Many of the interviews the FBI conducted in 1971 end similarly: that the person recommends Hunt “for a position of trust and confidence” in the government. The FBI file notes his only police record at the time was a $15 traffic violation in 1969. In his White House role, however, Hunt would help plan not just Watergate but a burglary at the office of the psychiatrist treating Daniel Ellsberg, the defense analyst who leaked the Pentagon Papers, a secret Pentagon study of the Vietnam War.

 

The vast majority of the FBI file, however, relates to Hunt’s request for a presidential pardon from President Ronald Reagan in 1981. That request came seven years after President Gerald Ford’s controversial 1974 pardon of Nixon just a month after Nixon resigned.

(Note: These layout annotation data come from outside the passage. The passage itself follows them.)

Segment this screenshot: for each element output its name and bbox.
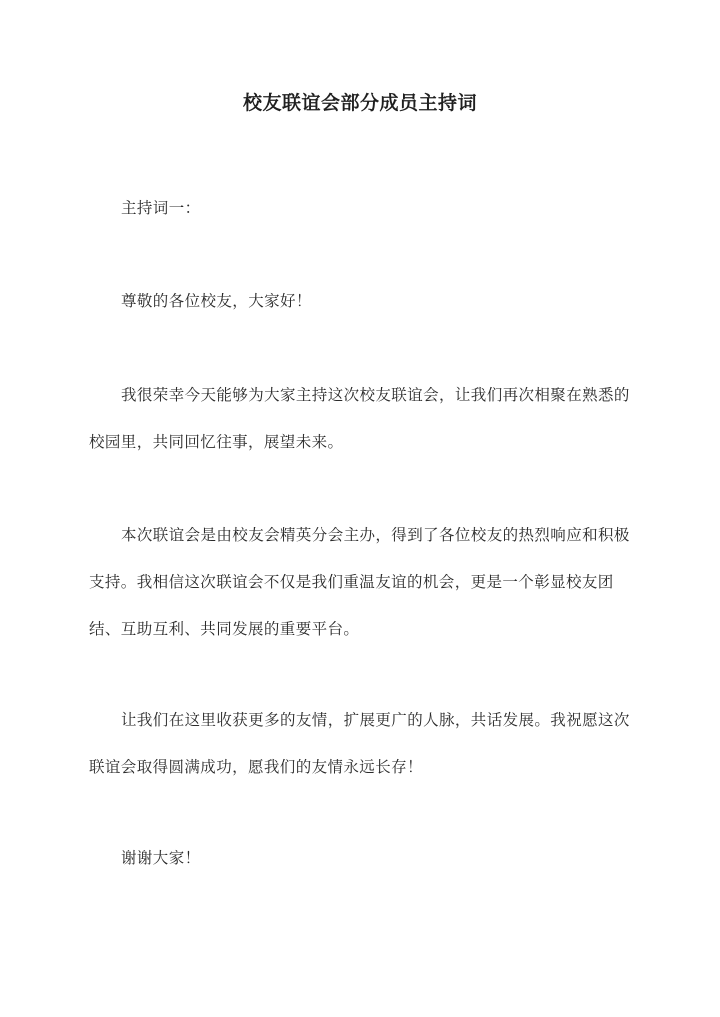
paragraph-greeting: 尊敬的各位校友，大家好！ <box>121 292 312 310</box>
paragraph-organizer: 本次联谊会是由校友会精英分会主办，得到了各位校友的热烈响应和积极支持。我相信这次联谊会不仅是我们重温友谊的机会，更是一个彰显校友团结、互助互利、共同发展的重要平台。 <box>89 526 630 638</box>
paragraph-host-intro: 主持词一： <box>121 199 201 217</box>
paragraph-wishes: 让我们在这里收获更多的友情，扩展更广的人脉，共话发展。我祝愿这次联谊会取得圆满成功，愿我们的友情永远长存！ <box>89 711 630 776</box>
document-title: 校友联谊会部分成员主持词 <box>242 92 477 114</box>
paragraph-opening: 我很荣幸今天能够为大家主持这次校友联谊会，让我们再次相聚在熟悉的校园里，共同回忆往事，展望未来。 <box>89 386 630 451</box>
paragraph-thanks: 谢谢大家！ <box>121 849 201 867</box>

The 100 pages of documents include a set of fingerprints, character references, FBI interviews with acquaintances and Hunt’s 5-page, 11-question pardon application.

 

Responding to the form’s question No. 5, which asks for a description of the crime he had committed, Hunt wrote, “My involvement in the June 17, 1972 episode was this: Acting on what I believed to be executive authorization delegated to the then Attorney General, I helped organize an entry team of four men to enter the office of the Democratic National Committee and photograph its financial ledgers. Purpose: search for illegal foreign contributions.”

 

Responding to question No. 8, asking if he had ever been arrested or charged with any other crime, he wrote “Nothing other than Watergate.” As for why he should be pardoned, Hunt cited his age, 63, service to the country and testimony against former Attorney General John Mitchell and Nixon adviser John Ehrlichman.

 

He told an FBI interviewer that he wanted the pardon in part “to clear his name for his children.” That sentiment was repeated by many of the approximately 20 people who knew Hunt and were interviewed by the FBI. They ranged from his neighbors to CIA colleagues like National Review founder William F. Buckley Jr. and even his high school music teacher, who called him a musically talented trumpet player and singer.

 

Hunt’s pardon request was one of approximately 2,000 Reagan got during his eight years in office. He pardoned 393 people and denied 969.